The silence between the two continued through the meal, each more focused on the food than on each other. Dakota chewed her food carefully, relishing the taste as it filled her mouth. She drank from the canteen to wash down some of the less tender morsels. Across the fire from her, Patch alternated between eating his meal and staring into the fire itself. Before long, the rabbit and beans were gone, and the crackling of the wood started to die down. Patch stood, pouring water over the fire before kicking dirt at it. He then clapped his hands together, and walked out of the barn.

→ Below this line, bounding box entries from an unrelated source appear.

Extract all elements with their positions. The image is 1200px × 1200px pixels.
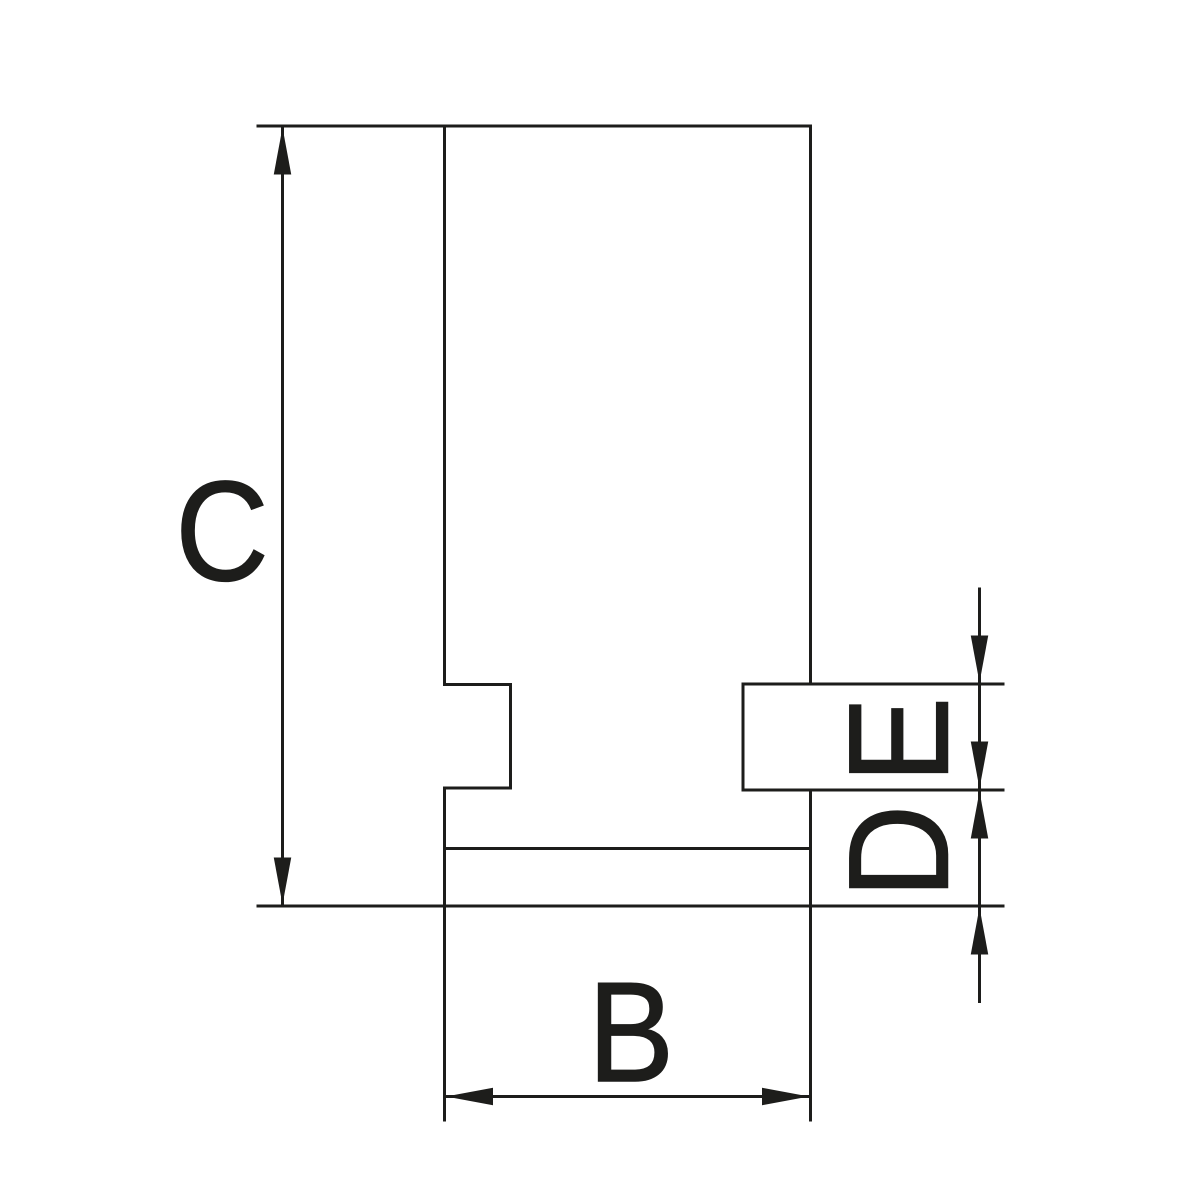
svg-text:C: C [175,451,268,610]
svg-text:E: E [819,697,978,783]
svg-text:B: B [588,952,674,1111]
svg-text:D: D [819,805,978,898]
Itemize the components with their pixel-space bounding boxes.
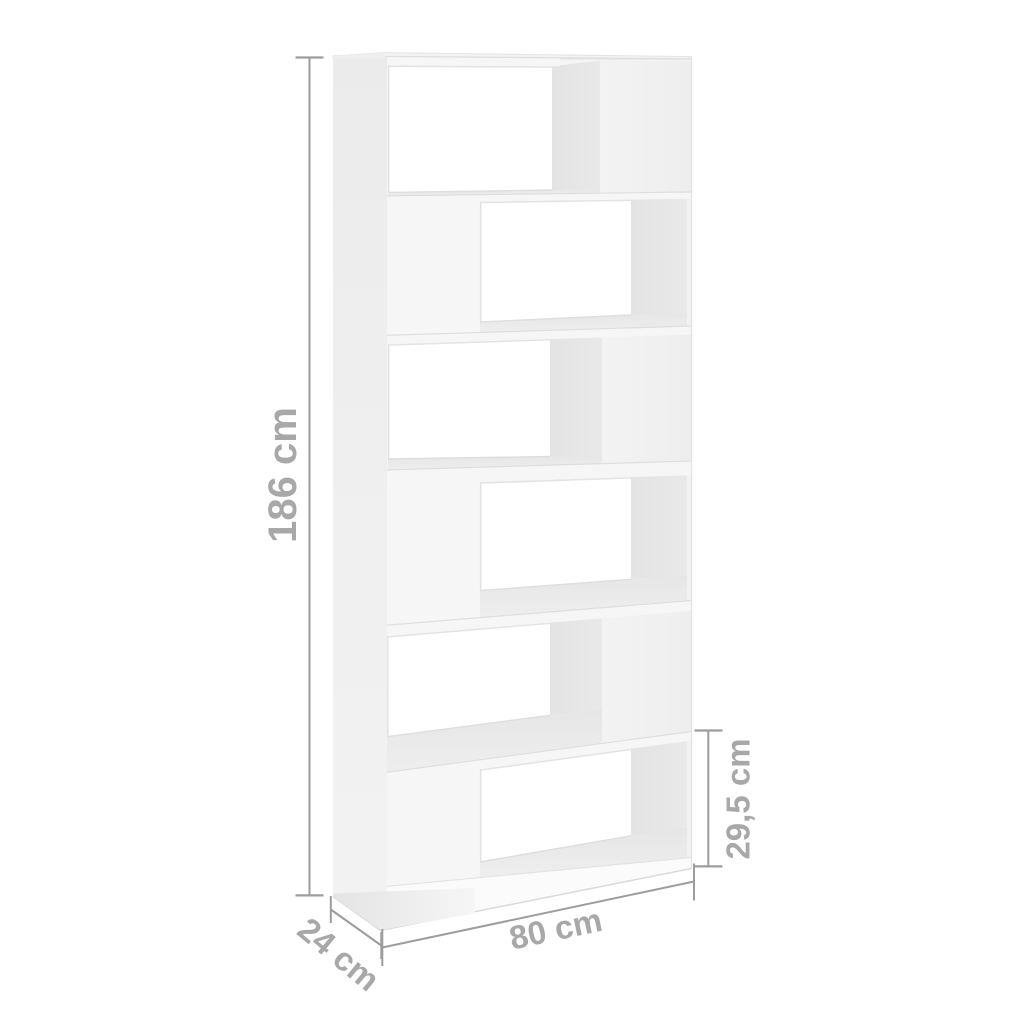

The act of putting the fire out had snapped Dakota out of her reverie, and she couldn’t help but wonder where he was heading. Carefully, she rose, moving to the barn door to keep an eye. It was then that she noticed a water pump, clearly hooked up to a well or something. Patch was steadily pumping water into a bucket, and had a canteen lying nearby that he looked prepared to fill as well. The placement of the water pump explained why he’d been able to freely offer her water before, and also helped explain the washcloth that had been on her forehead when she woke up. What it didn’t explain was why he had eaten his meal with hands still covered in blood. Dakota was about to ask when Patch suddenly looked off in the distance, concern crossing his young face.
“What is it?,” she started to ask, but was stopped when he held one finger up to his lips, asking for silence. Stillness hung between the two for a few seconds before she picked up what had grabbed his attention so forcefully.
Across the still air, through the sun’s rays, Dakota’s heart fell. The alarms were ringing.